Using the stable isotope marker 13C to study extrafloral nectar uptake by parasitoids under controlled conditions and in the field

Parasitic wasps are prominent natural enemies of crop pests. They usually feed on floral resources during the adult stage (nectar, pollen, or honeydew). Extrafloral nectar is an alternative source of sugar easily accessible to adult parasitoids. We developed an original method of nectar labelling based on the injection of labelled sugar solution into the plant stem in order to analyse the nectar uptake by parasitoids (cotton wick method).

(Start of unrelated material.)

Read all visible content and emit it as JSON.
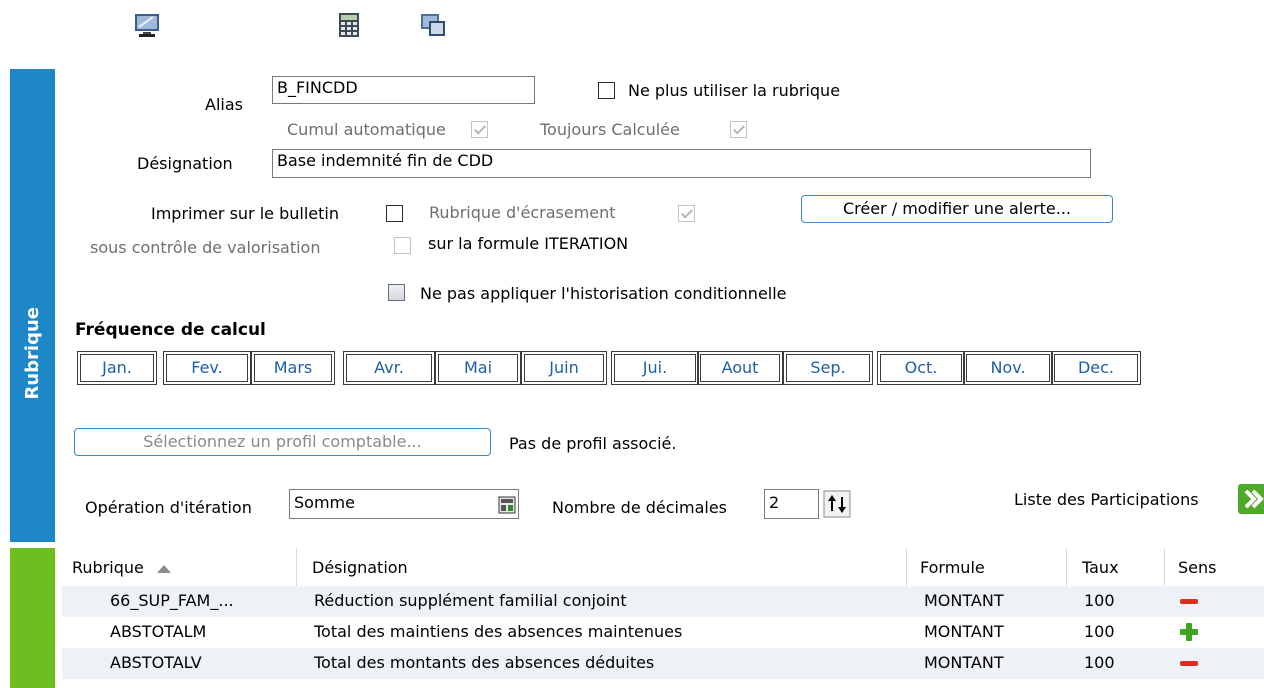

This method was used to artificially enrich extrafloral cornflower, Centaurea cyanus L. (Asteraceae), nectar with the stable isotope ¹³C. We analysed (1) the transfer of ¹³C from the sugar solution into extrafloral nectaries, (2) the uptake of labelled nectar by parasitoids under laboratory conditions, and (3) the ability of the method to discriminate, in an oilseed rape (Brassica napus L., Brassicaceae) field, between labelled parasitoids (i.e., those who have fed on labelled cornflowers located adjacent to the field) and unlabelled parasitoids to track parasitoid movements from the margin into the field. The extrafloral nectar of all test plants was ¹³C‐labelled. Most (66%) of the parasitoids were identified as marked after 96 h of exposure to labelled plants in the laboratory. We could also detect labelled parasitoids inside the field, but the detection rate was only 1%. The experiments clearly demonstrate that the cotton wick method is appropriate to label extrafloral nectar and parasitoids feeding on this labelled nectar. Further research is needed on the amount of labelled extrafloral nectar required to obtain a sufficient marker level to track parasitoid movements in the field.